Learning Social Relations and Spatiotemporal Trajectories for Next Check in Inference

Learning Social Relations and Spatiotemporal Trajectories for Next Check in Inference

Abstract:

The proliferation of location-aware social networks (LSNs) has facilitated the research of user mobility modeling and check-in prediction, thereby benefiting various downstream applications such as precision marketing and urban management. Most of the existing studies only focus on predicting the spatial aspect of check-ins, whereas the joint inference of the spatial and temporal aspects more fits the real application scenarios. Moreover, although social relations have been extensively studied in a recommender system, only a few efforts have been observed in the next check-in location prediction, leaving room for further improvement.
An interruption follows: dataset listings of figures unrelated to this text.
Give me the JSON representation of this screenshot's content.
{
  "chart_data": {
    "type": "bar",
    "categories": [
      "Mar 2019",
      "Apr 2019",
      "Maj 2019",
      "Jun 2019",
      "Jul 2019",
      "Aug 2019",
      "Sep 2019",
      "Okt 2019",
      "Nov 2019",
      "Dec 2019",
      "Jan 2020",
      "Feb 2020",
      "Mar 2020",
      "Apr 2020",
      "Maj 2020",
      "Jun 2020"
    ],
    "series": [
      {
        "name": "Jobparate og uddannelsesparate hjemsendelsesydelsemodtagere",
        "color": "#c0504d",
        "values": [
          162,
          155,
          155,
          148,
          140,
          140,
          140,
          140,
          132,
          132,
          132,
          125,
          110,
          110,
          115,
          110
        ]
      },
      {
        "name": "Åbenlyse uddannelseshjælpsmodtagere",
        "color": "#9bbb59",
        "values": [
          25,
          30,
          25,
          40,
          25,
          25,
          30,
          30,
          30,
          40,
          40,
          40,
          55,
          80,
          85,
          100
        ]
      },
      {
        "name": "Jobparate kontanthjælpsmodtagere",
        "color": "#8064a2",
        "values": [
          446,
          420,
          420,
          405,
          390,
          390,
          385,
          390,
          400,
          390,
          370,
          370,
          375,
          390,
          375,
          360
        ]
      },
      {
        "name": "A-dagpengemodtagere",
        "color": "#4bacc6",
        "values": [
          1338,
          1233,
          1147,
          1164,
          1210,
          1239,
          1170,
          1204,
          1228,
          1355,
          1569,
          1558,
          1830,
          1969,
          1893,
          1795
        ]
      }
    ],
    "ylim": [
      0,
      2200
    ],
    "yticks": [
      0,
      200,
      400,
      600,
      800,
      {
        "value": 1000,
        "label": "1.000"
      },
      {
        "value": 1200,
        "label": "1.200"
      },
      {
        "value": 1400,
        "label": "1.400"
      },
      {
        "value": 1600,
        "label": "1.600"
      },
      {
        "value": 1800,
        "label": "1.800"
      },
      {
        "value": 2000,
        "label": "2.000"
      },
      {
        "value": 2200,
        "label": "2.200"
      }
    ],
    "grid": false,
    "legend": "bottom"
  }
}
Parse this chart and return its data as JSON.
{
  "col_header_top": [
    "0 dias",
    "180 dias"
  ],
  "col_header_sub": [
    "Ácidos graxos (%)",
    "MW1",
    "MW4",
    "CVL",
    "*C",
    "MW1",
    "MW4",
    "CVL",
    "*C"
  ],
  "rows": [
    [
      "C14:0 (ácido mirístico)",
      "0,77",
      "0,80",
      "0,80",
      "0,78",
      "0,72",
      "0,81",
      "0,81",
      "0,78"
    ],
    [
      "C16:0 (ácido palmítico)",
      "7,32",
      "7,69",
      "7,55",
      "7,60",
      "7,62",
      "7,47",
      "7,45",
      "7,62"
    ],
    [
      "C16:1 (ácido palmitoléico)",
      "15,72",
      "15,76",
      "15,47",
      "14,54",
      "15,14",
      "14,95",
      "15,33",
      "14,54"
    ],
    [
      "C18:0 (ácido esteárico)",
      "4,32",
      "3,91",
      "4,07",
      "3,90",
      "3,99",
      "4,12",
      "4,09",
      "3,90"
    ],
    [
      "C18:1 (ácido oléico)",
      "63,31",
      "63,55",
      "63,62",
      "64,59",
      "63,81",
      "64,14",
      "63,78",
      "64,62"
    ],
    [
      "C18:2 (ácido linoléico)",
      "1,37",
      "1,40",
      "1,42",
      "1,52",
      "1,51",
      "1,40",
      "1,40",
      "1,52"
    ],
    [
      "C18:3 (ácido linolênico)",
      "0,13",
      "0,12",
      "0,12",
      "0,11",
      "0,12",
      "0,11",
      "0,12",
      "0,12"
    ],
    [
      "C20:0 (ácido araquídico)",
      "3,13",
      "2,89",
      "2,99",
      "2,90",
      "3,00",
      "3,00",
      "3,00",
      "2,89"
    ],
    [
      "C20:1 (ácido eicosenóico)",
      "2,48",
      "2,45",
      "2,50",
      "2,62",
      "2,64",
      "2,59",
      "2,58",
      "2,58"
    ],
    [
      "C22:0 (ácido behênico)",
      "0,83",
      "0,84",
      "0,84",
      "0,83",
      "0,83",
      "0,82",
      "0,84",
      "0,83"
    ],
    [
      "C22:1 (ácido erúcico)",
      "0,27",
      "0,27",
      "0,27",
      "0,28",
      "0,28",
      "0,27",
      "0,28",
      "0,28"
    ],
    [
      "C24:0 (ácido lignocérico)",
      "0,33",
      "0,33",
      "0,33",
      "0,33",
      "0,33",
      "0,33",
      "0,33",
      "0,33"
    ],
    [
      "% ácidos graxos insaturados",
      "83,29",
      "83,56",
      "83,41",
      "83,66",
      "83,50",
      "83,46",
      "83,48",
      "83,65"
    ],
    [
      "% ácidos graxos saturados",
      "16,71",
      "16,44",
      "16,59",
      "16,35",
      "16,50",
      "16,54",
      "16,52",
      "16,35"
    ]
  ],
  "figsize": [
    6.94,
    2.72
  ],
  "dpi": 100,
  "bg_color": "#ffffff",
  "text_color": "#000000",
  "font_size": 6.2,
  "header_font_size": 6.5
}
In this article, we study the next check-in inference problem, which demands the joint inference of the next check-in location (Where) and time (When) for a target user (Who). We devise a model named ARNPP-GAT, which combines an attention-based recurrent neural point process with a graph attention networks. The core technical insight of ARNPP-GAT is to integrate user long-term representation learning, short-term behavior modeling, and temporal point process into a unified architecture. Specifically, ARNPP-GAT first leverages graph attention networks to learn the long-term representation of users by encoding their social relations. More importantly, the ARNPP endows the model with the capability of characterizing the effects of past check-in events and performing multitask learning to yield the next check-in time and location prediction. Empirical results on two real-world data sets demonstrate that ARNPP-GAT is superior compared with several competitors, validating the contributions of multitask learning and social relation modeling.